LITERATE APE

View Original

Crisis Headlines Are Not Helping

…but we don’t like the honest headlines so what are we gonna do?

by Don Hall

Despite the desperate need to spin reality, perspective is essential to keep your head from exploding like that dude in Scanners. Perspective is about wondering what the headlines might look like from a different angle than your baked-in certitude of moral authority dictates.

President Biden won the 2020 election by a margin of seven million votes. That’s a lot. The other headline might read:

[HEADLINE]
Biden wins election with less than three-percent of the American population.

Doesn’t sound as cool or righteous. Maybe we dive in a little more, recognize that 161 million people actually voted, and rewrite it this way:

[HEADLINE]
Biden dominates Trump by five percent of the popular vote.

Jeesh. Still doesn’t read like the we Lefties would like it to so we spin.

Like most of the Left, the mass shooting in Texas outraged me. The inept, fat police force made me furious.

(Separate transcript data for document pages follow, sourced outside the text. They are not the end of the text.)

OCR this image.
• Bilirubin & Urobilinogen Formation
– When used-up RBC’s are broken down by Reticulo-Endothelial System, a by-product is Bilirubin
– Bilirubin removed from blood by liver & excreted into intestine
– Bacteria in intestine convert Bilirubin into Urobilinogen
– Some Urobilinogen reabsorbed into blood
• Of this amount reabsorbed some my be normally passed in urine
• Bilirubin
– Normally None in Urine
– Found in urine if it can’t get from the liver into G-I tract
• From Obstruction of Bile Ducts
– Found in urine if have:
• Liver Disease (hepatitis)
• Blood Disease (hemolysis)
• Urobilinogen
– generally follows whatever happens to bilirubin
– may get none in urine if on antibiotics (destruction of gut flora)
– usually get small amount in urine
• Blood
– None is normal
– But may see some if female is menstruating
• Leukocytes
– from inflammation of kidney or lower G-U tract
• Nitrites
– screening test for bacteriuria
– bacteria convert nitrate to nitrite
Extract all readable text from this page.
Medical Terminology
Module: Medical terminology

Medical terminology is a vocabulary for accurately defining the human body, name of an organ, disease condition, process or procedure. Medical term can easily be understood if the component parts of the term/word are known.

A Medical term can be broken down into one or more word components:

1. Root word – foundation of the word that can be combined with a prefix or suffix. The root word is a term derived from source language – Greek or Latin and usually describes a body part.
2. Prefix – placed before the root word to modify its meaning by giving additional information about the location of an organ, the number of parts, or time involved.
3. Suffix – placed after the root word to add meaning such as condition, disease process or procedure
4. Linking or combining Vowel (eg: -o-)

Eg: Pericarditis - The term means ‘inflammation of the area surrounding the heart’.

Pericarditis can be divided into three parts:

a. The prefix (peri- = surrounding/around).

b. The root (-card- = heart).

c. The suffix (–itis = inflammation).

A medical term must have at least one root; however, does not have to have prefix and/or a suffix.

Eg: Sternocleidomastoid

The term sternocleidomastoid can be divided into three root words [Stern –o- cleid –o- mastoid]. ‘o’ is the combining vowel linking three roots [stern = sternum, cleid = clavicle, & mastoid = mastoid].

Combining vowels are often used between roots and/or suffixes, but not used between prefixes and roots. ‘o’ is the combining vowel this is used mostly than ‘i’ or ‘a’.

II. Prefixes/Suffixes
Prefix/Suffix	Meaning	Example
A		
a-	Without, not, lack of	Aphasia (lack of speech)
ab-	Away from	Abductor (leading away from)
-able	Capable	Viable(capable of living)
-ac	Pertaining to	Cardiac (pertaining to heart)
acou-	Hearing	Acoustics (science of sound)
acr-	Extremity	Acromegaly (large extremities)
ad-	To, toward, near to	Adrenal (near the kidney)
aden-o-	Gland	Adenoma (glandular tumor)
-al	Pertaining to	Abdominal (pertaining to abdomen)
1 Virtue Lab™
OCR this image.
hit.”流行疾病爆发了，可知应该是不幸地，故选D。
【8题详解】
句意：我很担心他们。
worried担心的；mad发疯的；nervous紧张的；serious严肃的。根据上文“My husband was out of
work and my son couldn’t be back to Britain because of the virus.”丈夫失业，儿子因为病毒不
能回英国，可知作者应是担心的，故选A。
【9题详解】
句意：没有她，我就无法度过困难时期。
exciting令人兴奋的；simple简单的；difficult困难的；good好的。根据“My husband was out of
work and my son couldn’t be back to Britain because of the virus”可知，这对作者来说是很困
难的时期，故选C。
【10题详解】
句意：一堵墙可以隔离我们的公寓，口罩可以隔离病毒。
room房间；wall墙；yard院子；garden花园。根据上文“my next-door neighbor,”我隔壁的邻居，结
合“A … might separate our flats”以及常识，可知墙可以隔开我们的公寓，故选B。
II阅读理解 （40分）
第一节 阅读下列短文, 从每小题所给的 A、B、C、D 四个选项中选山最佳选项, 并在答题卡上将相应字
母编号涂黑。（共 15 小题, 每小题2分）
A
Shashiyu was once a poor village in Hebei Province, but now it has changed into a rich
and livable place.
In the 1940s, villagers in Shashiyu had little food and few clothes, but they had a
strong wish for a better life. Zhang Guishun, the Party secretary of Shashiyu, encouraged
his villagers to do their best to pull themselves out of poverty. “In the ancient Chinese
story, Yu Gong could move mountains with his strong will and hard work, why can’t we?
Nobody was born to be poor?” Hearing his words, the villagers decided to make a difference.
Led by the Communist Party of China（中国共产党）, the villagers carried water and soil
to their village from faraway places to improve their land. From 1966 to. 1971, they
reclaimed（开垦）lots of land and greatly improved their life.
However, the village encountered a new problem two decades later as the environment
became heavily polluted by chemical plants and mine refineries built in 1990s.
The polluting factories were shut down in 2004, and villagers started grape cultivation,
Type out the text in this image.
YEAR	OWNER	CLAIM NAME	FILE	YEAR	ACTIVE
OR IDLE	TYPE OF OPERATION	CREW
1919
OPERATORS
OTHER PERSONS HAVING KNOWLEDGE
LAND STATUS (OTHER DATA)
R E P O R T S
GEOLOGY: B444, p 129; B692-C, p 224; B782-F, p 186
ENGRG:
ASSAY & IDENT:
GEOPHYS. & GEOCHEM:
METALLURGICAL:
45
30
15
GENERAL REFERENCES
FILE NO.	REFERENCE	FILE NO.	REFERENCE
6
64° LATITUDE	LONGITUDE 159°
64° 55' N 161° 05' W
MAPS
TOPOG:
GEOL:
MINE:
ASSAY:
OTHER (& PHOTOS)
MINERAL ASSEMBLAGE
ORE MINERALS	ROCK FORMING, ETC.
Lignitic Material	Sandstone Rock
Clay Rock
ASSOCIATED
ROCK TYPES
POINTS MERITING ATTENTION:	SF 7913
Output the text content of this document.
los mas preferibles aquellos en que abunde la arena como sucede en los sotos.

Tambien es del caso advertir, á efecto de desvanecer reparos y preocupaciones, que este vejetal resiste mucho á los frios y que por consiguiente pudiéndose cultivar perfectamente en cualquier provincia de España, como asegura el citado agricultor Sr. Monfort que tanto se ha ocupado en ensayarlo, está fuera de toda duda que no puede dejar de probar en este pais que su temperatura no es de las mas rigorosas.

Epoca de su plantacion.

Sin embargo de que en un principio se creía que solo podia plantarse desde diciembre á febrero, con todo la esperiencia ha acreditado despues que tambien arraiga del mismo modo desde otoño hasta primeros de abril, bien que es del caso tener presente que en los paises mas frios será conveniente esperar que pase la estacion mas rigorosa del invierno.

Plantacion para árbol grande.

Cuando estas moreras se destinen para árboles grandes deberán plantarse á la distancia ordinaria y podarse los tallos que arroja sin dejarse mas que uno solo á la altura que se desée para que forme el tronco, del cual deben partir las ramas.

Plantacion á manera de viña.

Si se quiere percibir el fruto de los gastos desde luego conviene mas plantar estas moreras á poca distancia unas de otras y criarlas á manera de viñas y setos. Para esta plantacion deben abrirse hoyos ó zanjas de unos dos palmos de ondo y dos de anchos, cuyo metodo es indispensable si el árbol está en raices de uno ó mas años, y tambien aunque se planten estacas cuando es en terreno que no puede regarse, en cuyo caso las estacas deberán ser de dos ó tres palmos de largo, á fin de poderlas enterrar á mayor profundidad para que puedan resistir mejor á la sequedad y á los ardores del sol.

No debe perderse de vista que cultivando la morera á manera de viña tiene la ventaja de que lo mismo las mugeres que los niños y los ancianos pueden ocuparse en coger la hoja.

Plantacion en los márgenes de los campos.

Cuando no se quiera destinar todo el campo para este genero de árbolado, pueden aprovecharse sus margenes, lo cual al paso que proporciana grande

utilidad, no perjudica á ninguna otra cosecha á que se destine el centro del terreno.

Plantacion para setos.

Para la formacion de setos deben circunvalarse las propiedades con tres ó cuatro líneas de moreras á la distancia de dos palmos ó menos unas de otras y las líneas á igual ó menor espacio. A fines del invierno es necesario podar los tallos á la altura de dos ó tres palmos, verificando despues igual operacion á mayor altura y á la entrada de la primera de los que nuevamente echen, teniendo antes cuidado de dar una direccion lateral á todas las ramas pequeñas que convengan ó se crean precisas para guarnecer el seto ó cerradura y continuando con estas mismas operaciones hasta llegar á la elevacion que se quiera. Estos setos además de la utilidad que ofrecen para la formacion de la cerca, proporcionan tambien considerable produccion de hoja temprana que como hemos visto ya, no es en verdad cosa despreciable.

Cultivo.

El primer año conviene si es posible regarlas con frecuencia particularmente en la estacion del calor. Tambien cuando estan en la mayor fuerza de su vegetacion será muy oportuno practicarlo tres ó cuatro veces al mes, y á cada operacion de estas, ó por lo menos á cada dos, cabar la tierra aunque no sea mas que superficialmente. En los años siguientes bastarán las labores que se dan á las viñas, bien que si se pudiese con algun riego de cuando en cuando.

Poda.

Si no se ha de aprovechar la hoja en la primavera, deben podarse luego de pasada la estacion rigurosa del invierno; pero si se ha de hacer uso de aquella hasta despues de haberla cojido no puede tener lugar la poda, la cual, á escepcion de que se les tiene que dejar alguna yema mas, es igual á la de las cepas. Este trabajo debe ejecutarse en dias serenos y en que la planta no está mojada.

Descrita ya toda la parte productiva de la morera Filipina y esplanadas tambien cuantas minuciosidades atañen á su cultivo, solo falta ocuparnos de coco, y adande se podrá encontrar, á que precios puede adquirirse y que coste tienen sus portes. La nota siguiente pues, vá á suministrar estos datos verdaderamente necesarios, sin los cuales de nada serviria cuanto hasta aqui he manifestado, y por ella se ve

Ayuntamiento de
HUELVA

America is overrun by an epidemic of gun violence and something must be done about it, right?

In this age of polarized dipshittery, I've learned that when something reported on the news really angers me, I need to dig deeper because it means someone wants me to be mad.

45,222 gun deaths in 2020.
393 million guns in circulation.

That's less that 0.012% of the available guns being used to kill.

85,694 emergency department visits per year for nonfatal injuries.

0.03% of 393 million guns being utilized against humans resulting in injury or death.

Not really an epidemic in any true sense of the word.

In fact, a more accurate headline might be:

[HEADLINE]
99.97% of Guns in America Owned by Responsible Law-Abiding Citizens

And we wonder why the Second Amendment-types get so frothy-mouthed whenever we go on the offensive about getting rid of guns. The image of Americans running around with guns, shooting people like the Forever Purge is goofy. It’s almost exactly in line with GOP images of young women hooking up, getting pregnant, and treating abortion like a bag of Skittles. It’s horseshit.

None of this is to indicate that our national obsession with guns is not somewhat ridiculous. If we want to solve problems, ginning up the propaganda doesn't really help in what is supposed to be a democracy.

Personally, the cartoonish amount of guns in this country baffles me. On the other hand, the cartoonish amount of soda choices is equally numbing. America is a country that has become all about too much, too many. I'm one of those in the Exhausted Majority who does his best to look past the hyperbole of hysteria and understand the complexities of issues that tend to divide us. I'm rarely successful but I'm trying and that's something.

The gun thing is deeply complicated. If we can acknowledge that there are A) far too many guns for anyone's comfort level in this country, B) the overwhelming majority of guns are not used to kill people, and C) of those that are used to kill people, over half are used for self harm rather harm to others, we need to look past the hysteria and locate the problems that exist. The problems unaddressed that feed the tiny percentage that cause us exaggerated fear yet still represent a significant issue.

Back to democracy and perspective.

The crisis headlines tell us that the very existence of someone like Sen. Joe Manchin or the morons behind the failed coup on January 6 mean that democracy is in danger! The partisan SCOTUS overturning the advances of the past century one precedent at a time is cause for handwringing and running around like our hair is on fire.

Except that these are all results of democracy. People voted. It is established fact that A) most voter suppression laws actually suppress very little in terms of voting and B) voter fraud is almost non-existent. People voted. In 2016, in a completely fair election, we got Donald Trump. In 2020, we got Joe Biden. In the way back machine, Strom Thurmond was elected as was Bernie Sanders. In the eye of history, lots of people we would have disagreed with were voted into higher office and each time it was democracy that put them there.

If losing is indicative of a broken democracy rather than one side’s or the other’s inability to sell their ideas to a larger portion of those voting, then democracy isn’t broken, we are.

Democracy is a tool. That’s it. A means to an end. That end is as malleable as the population for whom the democracy is designed.

I recall being in one of many improv groups back in Chicago. As with most ad-hoc improv groups in the 90’s, most of the performance was bad and audiences rightly didn’t dig. When a performer would say “The audience just didn’t get it.” I would quickly respond “That’s bullshit. The audience always gets it. If we aren’t presenting our brilliance convincingly, they’re right to throw dog turds at us. Communication resides first with those doing the presentation. If we suck, it’s because we sucked.”

[HEADLINE]
Improv audience too stupid to understand Simpsons reference.

or

[HEADLINE]
Audience gets it. Improv group blew it.

That’s how political discourse works as well. If your ideas are not embraced on the merits of your presentation of them, it isn’t the fault of the almost equally opposed other side of the electorate, it’s on your presentation. That, my friends, is how democracy works.

As my dad said about the overturning of Roe “If it matters to people, they’ll show up and vote.”